I'm guessing that you'll take one look at Model 7.3 and recoil in horror at the pointless excess. But which associations should be omitted? And why?
To figure this out, let's start with a bare bones model lacking any loops. Then we'll see if we need to add anything.
There, now we're de-looped. Model 7.4 models the physical containment hierarchy from a File Cabinet on down to a Document. Given an instance of Document, not only do you know what Folder it's in, you also know what Drawer and what File Cabinet it's in. All you have to do is navigate the associations. Given an instance of Drawer you can find out what Documents it contains. Just traverse R2, get all of the Folders, then for each Folder, traverse R3 and get all of the Documents in the Folder. So as far as containment goes, no loops are necessary. The associations R4, R5 and R6 in Model 7.3 are redundant and should be omitted.
Considering speed of access
What about speed and convenience of access? Our system may need to frequently ask the question, "What File Cabinet contains this Document?". Rather than answering this question by traversing R3->R2->R1 every time, couldn't we put R5 back in the model so we can take a shortcut?
We could. We would then have to write procedures to update two links every time we create or refile a Document. If you only did this in one place, it wouldn't be so bad. But you know what's going to happen once you get started down this road, don't you? Before you know it you're second guessing every access direction and you're modeling loops and redundant procedures everywhere. I've seen it done on real projects involving hundreds of classes. It isn't pretty.

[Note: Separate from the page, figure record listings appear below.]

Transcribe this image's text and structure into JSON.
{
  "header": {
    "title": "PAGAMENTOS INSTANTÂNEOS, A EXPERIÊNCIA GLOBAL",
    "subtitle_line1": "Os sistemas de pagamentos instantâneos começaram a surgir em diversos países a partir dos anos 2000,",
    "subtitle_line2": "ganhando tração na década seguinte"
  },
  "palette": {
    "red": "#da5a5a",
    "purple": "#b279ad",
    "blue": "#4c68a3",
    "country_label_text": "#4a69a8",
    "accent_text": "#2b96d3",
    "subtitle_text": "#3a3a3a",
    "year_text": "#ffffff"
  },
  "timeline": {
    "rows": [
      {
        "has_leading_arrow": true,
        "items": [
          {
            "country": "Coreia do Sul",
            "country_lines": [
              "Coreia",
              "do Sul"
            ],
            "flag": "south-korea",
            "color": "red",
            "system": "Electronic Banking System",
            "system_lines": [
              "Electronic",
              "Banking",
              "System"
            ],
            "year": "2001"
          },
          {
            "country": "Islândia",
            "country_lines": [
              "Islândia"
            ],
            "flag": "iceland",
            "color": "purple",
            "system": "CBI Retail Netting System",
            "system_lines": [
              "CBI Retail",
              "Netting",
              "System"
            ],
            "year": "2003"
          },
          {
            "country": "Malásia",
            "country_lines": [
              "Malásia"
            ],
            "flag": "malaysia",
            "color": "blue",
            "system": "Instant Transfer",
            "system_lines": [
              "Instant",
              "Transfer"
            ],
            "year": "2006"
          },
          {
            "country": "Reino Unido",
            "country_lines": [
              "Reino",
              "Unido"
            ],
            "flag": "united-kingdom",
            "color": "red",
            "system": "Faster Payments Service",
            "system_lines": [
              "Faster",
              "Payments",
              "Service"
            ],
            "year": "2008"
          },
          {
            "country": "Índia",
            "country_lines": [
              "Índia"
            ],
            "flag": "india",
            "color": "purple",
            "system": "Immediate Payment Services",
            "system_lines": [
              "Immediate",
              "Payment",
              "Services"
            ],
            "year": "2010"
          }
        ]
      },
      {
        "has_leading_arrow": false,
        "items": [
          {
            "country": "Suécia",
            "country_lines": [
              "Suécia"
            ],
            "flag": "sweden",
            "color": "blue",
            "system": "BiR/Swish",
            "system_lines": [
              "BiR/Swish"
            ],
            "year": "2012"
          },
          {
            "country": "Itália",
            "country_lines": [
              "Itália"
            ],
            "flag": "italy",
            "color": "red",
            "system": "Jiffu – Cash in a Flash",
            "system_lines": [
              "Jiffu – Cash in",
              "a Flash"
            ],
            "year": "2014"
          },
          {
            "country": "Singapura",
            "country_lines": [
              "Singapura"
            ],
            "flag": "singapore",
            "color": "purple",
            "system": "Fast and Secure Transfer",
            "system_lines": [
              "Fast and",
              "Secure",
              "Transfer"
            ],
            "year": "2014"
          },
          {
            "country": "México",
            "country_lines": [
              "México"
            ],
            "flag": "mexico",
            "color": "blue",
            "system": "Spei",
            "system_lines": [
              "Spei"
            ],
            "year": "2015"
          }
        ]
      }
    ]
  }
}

Don't optimize for fast access in the class model
Of course we do want to optimize everywhere we can for fast data access, but the class model is the wrong place to do it. The model compiler should be smart enough to optimize frequently traversed chains of data navigation. (The analyst may have to color the high traffic association chains to make this possible.) When the model compiler generates data structure code, it can generate extra pointers, hash tables and any other mechanisms it needs to optimize data access. The model compiler can scan the class and procedure models and any added coloring to choose the correct optimization mechanisms. In fact, the analyst's well-intentioned class model optimizations, such as redundant associations, can result in fatter, slower generated code. I've seen this happen several times and come to the conclusion that the best optimization an analyst can offer is a minimal formalization of the essential requirements. The less gunk the model compiler has to sift through, the better.
A nonredundant loop
Now let's extend our file cabinet application requirements a little so that we do need a loop. Consider the following model:
Do we really need association R8? Given a Document, couldn't we just locate the publishing Department via R3->R2->R1->R7? No, we can't. This chain of navigation would lead us to the Department that OWNS the File Cabinet that contains our Document. But this is not necessarily the Department that PUBLISHED our Document.
The R8 association is necessary because it expresses a fact not already expressed. Since PUBLISH means something different than CONTAIN, it is not redundant just another reason why it is so important to always name both perspectives on every association!